En plus de faire passer de 18 ans à 21 ans l’âge légal, la Coalition avenir Québec (CAQ) veut interdire la consommation du cannabis dans les lieux publics et préconise que la Société québécoise du cannabis n’installe pas de point de vente à proximité d’un cégep ou d’une université.

La ligne dure de la CAQ

ÉDITORIAL / Si les caquistes abandonnent leur promesse de hausser à 21 ans l’âge minimal légal pour acheter du cannabis, il ne faudra pas leur en tenir rigueur. S’ils veulent vraiment aider les jeunes, il y a en effet meilleure stratégie à adopter.

En plus de faire passer de 18 ans à 21 ans l’âge légal, la Coalition avenir Québec (CAQ) veut interdire la consommation du cannabis dans les lieux publics et préconise que la Société québécoise du cannabis n’installe pas de point de vente à proximité d’un cégep ou d’une université.

En quoi laisser les jeunes étudiants aux mains du marché illégal va-t-il mieux les protéger, mieux les informer sur les conséquences néfastes de la consommation de cannabis?

Le gouvernement caquiste devra fournir de bons arguments avant de concrétiser ses promesses électorales. Jusqu’à maintenant, son approche n’est pas très convaincante et cohérente avec les objectifs de la légalisation. 

«C’est absurde. Je ne comprends pas. Oui, il y a des risques pour la santé mentale, mais c’est aussi le cas pour l’alcool», affirmait récemment au Soleil Jean-Sébastien Fallu, professeur en psychoéducation à l’Université de Montréal. 

«Il n’y a aucun endroit où il y a un âge différent entre l’alcool et le cannabis. […] Si on interdit à ces jeunes l’accès à un produit de qualité, cela signifie qu’on les laisse dans un milieu interlope. Ils vont consommer quand même.»
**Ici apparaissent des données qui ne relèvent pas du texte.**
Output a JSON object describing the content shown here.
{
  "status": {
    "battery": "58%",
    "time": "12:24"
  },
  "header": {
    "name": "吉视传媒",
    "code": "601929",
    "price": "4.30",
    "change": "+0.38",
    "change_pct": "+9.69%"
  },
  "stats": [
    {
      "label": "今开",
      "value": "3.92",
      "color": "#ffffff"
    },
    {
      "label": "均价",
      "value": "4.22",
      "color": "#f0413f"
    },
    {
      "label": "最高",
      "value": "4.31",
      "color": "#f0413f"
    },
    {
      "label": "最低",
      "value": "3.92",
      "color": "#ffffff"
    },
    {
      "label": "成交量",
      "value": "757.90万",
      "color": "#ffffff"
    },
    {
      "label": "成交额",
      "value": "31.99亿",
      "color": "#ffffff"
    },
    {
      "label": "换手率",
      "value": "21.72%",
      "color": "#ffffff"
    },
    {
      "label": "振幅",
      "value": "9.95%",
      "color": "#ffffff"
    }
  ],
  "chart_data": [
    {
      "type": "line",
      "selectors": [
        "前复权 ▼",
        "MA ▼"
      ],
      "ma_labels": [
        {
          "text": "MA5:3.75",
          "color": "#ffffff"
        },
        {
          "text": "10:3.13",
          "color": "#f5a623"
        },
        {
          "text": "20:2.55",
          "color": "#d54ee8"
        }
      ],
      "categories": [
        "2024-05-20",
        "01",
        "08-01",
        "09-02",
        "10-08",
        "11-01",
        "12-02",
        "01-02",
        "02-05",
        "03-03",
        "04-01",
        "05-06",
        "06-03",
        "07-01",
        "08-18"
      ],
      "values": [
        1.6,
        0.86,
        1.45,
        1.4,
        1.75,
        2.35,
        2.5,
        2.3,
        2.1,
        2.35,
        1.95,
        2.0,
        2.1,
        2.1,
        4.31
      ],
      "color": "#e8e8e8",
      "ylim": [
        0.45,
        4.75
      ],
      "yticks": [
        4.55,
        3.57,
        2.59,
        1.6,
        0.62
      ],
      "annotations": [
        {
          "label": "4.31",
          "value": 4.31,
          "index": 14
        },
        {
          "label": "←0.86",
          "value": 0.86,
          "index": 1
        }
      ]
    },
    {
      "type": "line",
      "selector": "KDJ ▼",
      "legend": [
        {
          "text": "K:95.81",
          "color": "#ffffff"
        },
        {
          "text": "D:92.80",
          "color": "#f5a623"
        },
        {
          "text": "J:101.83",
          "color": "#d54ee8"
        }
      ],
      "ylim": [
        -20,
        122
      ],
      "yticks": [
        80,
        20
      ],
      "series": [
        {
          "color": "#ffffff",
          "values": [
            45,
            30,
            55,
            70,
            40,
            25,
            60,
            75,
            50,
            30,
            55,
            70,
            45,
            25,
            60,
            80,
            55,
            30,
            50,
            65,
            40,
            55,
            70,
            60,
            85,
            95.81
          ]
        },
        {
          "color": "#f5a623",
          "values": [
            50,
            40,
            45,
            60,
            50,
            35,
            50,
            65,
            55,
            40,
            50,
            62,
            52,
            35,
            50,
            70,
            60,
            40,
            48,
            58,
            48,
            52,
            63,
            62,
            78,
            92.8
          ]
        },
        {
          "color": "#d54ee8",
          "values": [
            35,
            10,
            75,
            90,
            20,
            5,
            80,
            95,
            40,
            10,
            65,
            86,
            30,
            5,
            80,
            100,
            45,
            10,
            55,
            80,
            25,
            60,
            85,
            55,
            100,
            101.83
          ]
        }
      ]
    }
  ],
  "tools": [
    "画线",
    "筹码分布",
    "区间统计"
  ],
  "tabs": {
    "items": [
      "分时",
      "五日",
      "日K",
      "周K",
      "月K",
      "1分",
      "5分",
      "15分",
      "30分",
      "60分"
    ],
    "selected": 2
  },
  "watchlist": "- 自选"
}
Empêcher la Société québécoise du cannabis (SQDC) d’ouvrir une succursale près d’un cégep ou d’une université ne garantit pas non plus que des jeunes résisteront à l’envie de goûter au pot et de s’en procurer. Laisser les étudiants aux mains des pushers et de leur marchandise douteuse est une bien étrange façon de veiller sur eux.

Certains spécialistes rappelleront que la consommation de cannabis a des impacts sur le développement du cerveau d’une personne de moins de 25 ans.

Certes, mais nos politiques publiques doivent être réalistes. 

Ce n’est pas parce que l’âge légal pour consommer sera fixé à 21 ans que les jeunes n’achèteront plus de cannabis à 18, 19 ou 20 ans. La prohibition et l’approche répressive n’ont pas empêché que le Canada soit le pays comptant le plus grand nombre de jeunes consommateurs au monde.

Par ailleurs, légaliser ne veut pas dire banaliser et faire preuve de laisser-faire.

Et pour qu’il en soit ainsi, il faut pouvoir compter sur un gouvernement qui aura la santé et la sécurité publique à cœur. La prévention, la sensibilisation et l’éducation aux comportements responsables, ainsi que la recherche doivent être dans ses priorités, et non seulement durant les premières années suivant la légalisation.

La ligne dure, c’est au suivi de la légalisation que le gouvernement caquiste doit l’appliquer.

À cette fin, il doit s’appuyer sur des données fiables, sur des faits, sur l’avis d’experts, notamment ceux en santé publique.

Si la consommation s’accroît de façon alarmante, si les règlements adoptés par les villes ont des effets néfastes et contre-productifs, si des effets non prévisibles se manifestent dans les milieux de travail, s’il s’avère que les conseillers de la Société du cannabis poussent à l’achat, il devra apporter rapidement les ajustements qui s’imposent.

Les revenus tirés de la vente du cannabis ne doivent jamais lui faire oublier ses responsabilités à l’égard de la santé et de la sécurité de la population.

La Société québécoise du cannabis ne doit pas dans quelques années se retrouver sur la sellette comme l’a été Loto-Québec avec les joueurs compulsifs et pathologiques.